Leverett's Chapel is an unincorporated community in northwestern Rusk County, Texas, United States. According to the Handbook of Texas, the community had a population of 450 in 2000. It is located within the Longview, Texas metropolitan area.

==History==
Leverett's Chapel once had a Cherokee village located about a mile southwest. It was named for the Leverett family, who settled here in the 1850s after traveling here by oxcart from Savannah, Georgia, and lived in a log house. It consolidated into their colonial mansion in 1937. After moving there from Georgia, they also brought with them some slaves, cattle, and supplies to build plantations.

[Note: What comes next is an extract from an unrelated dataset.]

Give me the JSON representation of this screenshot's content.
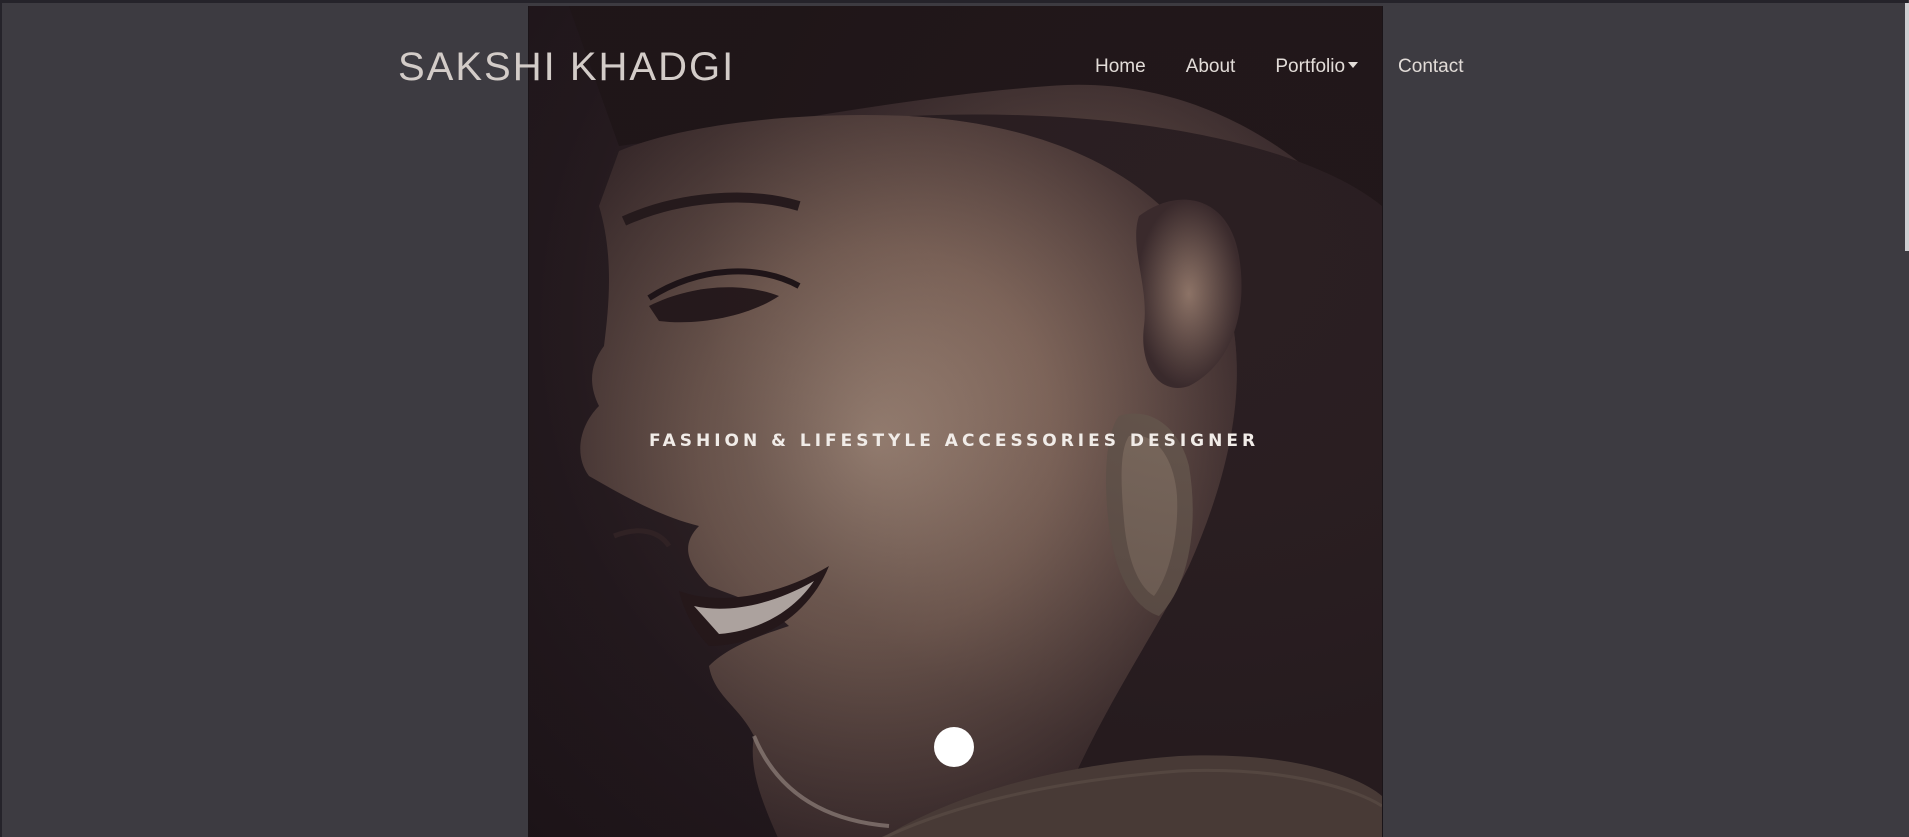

They were also joined by families surnamed Christian, Russell, Hindman, Honzell, Chappell, Hinkle, Still, and Florence. Oil was then discovered here in December 1932, changing it from a cotton and farming community. New settlers lived in garages, tents, and other different homes. Its population was 450 from 1987 through 2000.

==Geography==
Leverett's Chapel is located on Texas State Highway 42, 4 mi from Overton and 7 mi south of Kilgore in northwestern Rusk County.

==Education==
E. A. Leverett and her family donated an acre of land for a combination school and church sometime before 1890. The school had 11 teachers employed. In 1933, it became the Leverett's Chapel Independent School District and had as many as 600 students in the 1933–1934 school year. The Starr-Bailey School was a separate school for Black students. It joined the Leverett's Chapel School in 1966 and had a 1:13 student-teacher ratio by the 1970s.